CLUB: Farewell to former-defender Mike McCartney

Blues favourite passes away

3 January 2018

Thank you to CN Group for use of the image CN Group
Thank you to CN Group for use of the image

Mike McCartney, who has passed away at the age of 63, spent over a decade at Brunton Park in two separate spells between 1973 and 1987.

He featured in a total of 287 league games for the club, mostly at left back, scoring 24 goals in the process.

Born in September 1954 in Musselburgh, near Edinburgh, Mike was a Scottish schoolboy international. His professional football career began at West Bromwich Albion before Alan Ashman brought him to Brunton Park in the summer of 1973.

He made his United debut in December 1973 and made a couple of appearances the following season when United were in Division One.

Many of his early games were in midfield, before he finally made the left back position his own early in 1977. From then until his departure to Southampton, during the 1980 close season, he was an automatic choice and also became the club’s penalty taker. His total of 17 successful penalties in league games is a club record to this day.

He joined First Division Southampton for a reported £80,000 fee, making his debut there on the same day as Kevin Keegan. After a year at the Dell, he moved along the south coast to Plymouth where his former boss, Bobby Moncur, was now the manager.
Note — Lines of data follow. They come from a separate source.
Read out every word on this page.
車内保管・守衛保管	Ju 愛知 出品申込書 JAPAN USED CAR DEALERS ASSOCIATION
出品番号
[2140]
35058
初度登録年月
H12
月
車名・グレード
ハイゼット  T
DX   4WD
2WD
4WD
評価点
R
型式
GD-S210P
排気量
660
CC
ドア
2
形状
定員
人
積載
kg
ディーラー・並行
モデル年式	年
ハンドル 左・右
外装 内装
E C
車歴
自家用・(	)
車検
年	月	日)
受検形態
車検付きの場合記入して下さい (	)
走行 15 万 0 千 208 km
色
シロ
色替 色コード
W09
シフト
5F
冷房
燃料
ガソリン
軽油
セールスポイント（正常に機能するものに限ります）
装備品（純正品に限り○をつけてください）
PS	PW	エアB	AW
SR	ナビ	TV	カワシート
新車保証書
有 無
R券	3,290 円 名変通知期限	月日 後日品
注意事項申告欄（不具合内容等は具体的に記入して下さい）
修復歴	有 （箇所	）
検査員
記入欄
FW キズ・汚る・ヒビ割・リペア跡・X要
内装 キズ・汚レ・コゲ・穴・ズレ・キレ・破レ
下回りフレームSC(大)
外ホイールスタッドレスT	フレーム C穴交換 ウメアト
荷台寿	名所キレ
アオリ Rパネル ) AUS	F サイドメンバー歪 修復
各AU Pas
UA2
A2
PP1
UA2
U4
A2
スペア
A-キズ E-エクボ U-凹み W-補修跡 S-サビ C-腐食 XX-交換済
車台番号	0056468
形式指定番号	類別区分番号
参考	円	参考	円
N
After nearly two years at Home Park he returned to Carlisle, in March 1993, in an exchange deal involving United’s then record signing Gordon Staniforth. Once again he became a stalwart member of the United defence, making his final appearance on 27 December 1986. By this time he was the last playing survivor of the First Division era at Brunton Park.

Mike moved to Gretna as player-manager and in later years he combined his duties as manager with that of groundsman, until leaving before the dramatic rise and subsequent fall of the Scottish club. He continued to live locally and was a regular at Brunton Park, featuring in many former players games for the Blues.

Chairman Andrew Jenkins said: “Mike was a local lad in every sense of the word, even though his roots were in Scotland. He loved Carlisle United and he loved the city, and it was no surprise to any of us when he chose to settle here.

“The news came as a real shock to all of us because many of us had seen him recently, and we had a good chat about all things Carlisle United as we looked back on some very fond memories.

“I remember Mike as a quiet lad and a real professional. There is nothing but nice things to say about him because he was liked by everyone who knew him. He was a really good player and he made his place in defence his own once he got into the team.

“A very loyal servant, he will be missed. Our thoughts are with his friends and family at this sad time.”